Sie sind gut getarnt, die scheuen Teddys. Deshalb trauen sie sich von Bord, um die Mondlandschaft zu erkunden, in der wir gelandet sind. Es war nicht meine Idee, das geliebte Felsenparadies so zu nennen - aber ich finde, Christian hat nicht Unrecht: Die schroffen, kahlen Felsen sehen wirklich so aus, wie ich mir den Mond vorstelle, nur dass es dort nicht in jeder Ritze ein Mini-Biotop geben dürfte. Paula hat unterwegs so viele Kunststücke vollbracht, dass ich es ihr durchaus zutraue, eines Tages wirklich zum Mond zu segeln. Höhepunkt der großartigen Reise von Arnis nach Hunnebostrand: Dreißig Meilen Dämmertörn mit perfekter Landung auf meiner Lieblingsschäre.

Juni 2022

Wir sind erst nachmittags aus Donsö ausgelaufen, damit sich nicht nur hier, sondern auch nördlich entlang der Strecke die Böigkeit beruhigt hat, bevor wir Hjärterö erreichen. Damit rechne ich zwischen acht und zehn Uhr abends. Paula ist das nicht gut genug: Sonnenuntergang ist erst um 22 Uhr 20, dieses präzise Timing muss schon sein. Sie hält sich mal wieder eigentümlich zurück, bis ich schon zweifele, ob wir überhaupt ans Ziel kommen. Rechtzeitig saust sie los, ihren Schwestern ein Stück davon, und wir finden Hjärterö einsam vor. Als hätte er uns erwartet, bietet der Felsen freie Liegeplatzwahl und perfekte Abdeckung gegenüber der tollen Abendbrise, mit der wir eben noch mit fünf Knoten gesegelt sind. Im gleichen Moment gehen Sonne und Großsegel (r)unter, wir treiben an den Felsen und gehen längsseits, was so ziemlich die coolste Art ist, Boote anzubinden. Es erfordert viel Gefühl und reichlich Kletterei. Als Paula sicher fest ist, habe ich große Mühe, meine überschäumende Euphorie unter Kontrolle zu halten. Ich greife zur Funke, rufe Frieda und sage: „Angedockt.“



Wir sind nicht gerade überbesetzt: Vier Boote, sechs Menschen. Unser Einhandsegler Gerhard ist mit an die Siebzig nicht mehr ganz so flink, doch er gleicht es aus mit Ruhe und reichlich Erfahrung. Die anderen Crews kenne ich schon und weiß, was ich ihnen zutrauen kann. Und das sind am ersten Tag 48 Seemeilen nach Lundeborg. Wir sind uns einig: Wann immer der Wind günstig ist, müssen wir vorankommen. Alle vier Boote bleiben eng zusammen, überladene Paula hat Mühe, hinterherzukommen - segeln können die alle, Hafenkino gibt es auch keines, weder in Lundeborg noch später. „Was für ein geiler Segeltag!“ bekomme ich von zwei Booten zu hören. Gerhard würde sich nicht so ausdrücken, doch auch er wirkt hochzufrieden.  Auf diversen Mitsegeltörns hat er sich einen guten Teil der Zeit gelangweilt - jetzt hat er ständig ausreichend zu tun.

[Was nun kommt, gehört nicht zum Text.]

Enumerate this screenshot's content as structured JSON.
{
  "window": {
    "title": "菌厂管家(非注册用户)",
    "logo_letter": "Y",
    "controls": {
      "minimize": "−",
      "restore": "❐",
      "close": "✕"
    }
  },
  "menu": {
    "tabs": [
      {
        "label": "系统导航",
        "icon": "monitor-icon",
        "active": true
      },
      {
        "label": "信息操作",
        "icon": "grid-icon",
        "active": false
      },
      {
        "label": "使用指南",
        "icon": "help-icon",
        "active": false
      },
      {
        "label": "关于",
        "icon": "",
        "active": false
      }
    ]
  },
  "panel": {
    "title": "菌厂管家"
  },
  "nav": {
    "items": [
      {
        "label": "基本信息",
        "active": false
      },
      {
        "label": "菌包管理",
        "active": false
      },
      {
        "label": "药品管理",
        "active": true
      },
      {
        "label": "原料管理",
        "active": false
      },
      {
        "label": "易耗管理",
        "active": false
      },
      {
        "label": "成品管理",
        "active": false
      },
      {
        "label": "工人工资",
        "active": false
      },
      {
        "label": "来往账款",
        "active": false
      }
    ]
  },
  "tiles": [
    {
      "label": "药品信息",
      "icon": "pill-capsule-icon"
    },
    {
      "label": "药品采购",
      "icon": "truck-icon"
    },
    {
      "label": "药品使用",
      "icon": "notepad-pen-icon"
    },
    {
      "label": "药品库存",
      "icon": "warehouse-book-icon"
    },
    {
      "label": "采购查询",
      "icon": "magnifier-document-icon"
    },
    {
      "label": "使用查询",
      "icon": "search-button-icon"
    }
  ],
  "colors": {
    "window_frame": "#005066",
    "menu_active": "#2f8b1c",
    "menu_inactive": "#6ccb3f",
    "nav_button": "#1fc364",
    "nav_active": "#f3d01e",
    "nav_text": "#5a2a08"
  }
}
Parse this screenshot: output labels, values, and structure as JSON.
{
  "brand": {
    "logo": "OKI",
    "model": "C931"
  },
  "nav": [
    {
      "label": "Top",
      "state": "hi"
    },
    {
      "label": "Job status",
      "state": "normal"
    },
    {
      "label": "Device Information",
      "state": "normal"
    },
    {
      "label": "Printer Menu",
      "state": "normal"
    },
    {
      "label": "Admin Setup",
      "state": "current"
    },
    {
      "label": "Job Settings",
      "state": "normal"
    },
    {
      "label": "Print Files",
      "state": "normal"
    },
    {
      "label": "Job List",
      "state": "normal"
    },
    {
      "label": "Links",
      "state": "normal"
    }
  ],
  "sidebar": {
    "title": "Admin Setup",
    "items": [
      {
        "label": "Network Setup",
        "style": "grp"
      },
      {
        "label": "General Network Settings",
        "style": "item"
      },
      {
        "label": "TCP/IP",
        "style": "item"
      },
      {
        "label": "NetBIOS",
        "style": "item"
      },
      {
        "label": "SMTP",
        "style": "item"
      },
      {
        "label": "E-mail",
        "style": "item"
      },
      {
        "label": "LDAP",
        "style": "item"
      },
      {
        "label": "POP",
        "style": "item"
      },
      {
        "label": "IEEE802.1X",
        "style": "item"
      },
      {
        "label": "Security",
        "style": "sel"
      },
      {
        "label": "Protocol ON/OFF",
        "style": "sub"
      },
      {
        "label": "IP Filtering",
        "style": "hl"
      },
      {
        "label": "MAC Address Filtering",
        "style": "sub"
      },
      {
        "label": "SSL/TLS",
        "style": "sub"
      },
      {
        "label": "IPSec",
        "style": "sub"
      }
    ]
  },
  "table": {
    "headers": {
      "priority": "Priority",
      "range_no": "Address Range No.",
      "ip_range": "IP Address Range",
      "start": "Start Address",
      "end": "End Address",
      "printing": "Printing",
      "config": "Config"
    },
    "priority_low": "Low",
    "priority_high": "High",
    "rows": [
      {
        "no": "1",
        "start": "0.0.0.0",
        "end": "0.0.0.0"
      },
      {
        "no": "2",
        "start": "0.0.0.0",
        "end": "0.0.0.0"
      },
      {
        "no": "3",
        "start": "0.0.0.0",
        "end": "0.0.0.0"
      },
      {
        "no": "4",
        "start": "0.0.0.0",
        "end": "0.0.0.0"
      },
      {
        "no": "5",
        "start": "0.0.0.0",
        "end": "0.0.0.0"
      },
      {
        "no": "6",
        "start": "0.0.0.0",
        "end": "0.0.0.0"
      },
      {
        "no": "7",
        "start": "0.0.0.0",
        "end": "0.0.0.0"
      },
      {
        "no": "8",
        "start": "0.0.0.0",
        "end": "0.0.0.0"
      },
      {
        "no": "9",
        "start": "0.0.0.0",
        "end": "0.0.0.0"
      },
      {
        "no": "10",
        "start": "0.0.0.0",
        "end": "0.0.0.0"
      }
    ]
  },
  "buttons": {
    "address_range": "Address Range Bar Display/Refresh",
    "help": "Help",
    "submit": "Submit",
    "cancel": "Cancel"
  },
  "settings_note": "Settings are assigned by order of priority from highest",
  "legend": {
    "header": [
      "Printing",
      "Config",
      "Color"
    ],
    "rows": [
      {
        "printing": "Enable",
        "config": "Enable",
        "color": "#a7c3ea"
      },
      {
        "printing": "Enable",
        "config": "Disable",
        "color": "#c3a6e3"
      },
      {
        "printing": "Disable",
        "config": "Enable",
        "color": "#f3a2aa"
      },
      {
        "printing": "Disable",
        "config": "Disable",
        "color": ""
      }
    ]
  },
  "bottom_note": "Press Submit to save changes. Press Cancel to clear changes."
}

Der Sonntag beginnt mit Regen und Flaute und endet bei Sonne und Gegenan - wir bleiben da. Montag wird ein wenig zäh, der versprochene Wind verspätet sich um drei Stunden, die wir im Wesentlichen treibend südlich der Brücke verbringen. Im Ergebnis brauchen wir für die 23 Meilen nach Kerteminde länger als vorgestern für die doppelte Strecke. Ich bin trotzdem happy: Paula und ich hangeln uns erfolgreich von Windfeld zu Windfeld durch die Flaute - man darf hier nicht glauben, bei unter einem Knoten komme es auf zweihundert Meter Vorsprung nicht an. Paula und Oliese sind die Einzigen, die plötzlich stetigen Wind bekommen und durch die Store Belt Bro huschen. In der nächsten Flaute wählen wir auch gegenüber Oli den besseren Weg und gewinnen die interne Regatta mit Bravour.

Viel wichtiger ist aber, dass wir eine gute Ausgangsposition haben, um Dienstag bei Nordwest nach Sejerø zu segeln. Und am Mittwoch von dort nach Anholt. Wir werden Sejerø nicht gerecht, es ist wirklich schön dort, doch bei bedecktem Himmel wirkt der auffällig leere Hafen ein bisschen trostlos, und ein längerer Aufenthalt ist nicht geplant. Wir berichten das einem lokalen Fernsehteam.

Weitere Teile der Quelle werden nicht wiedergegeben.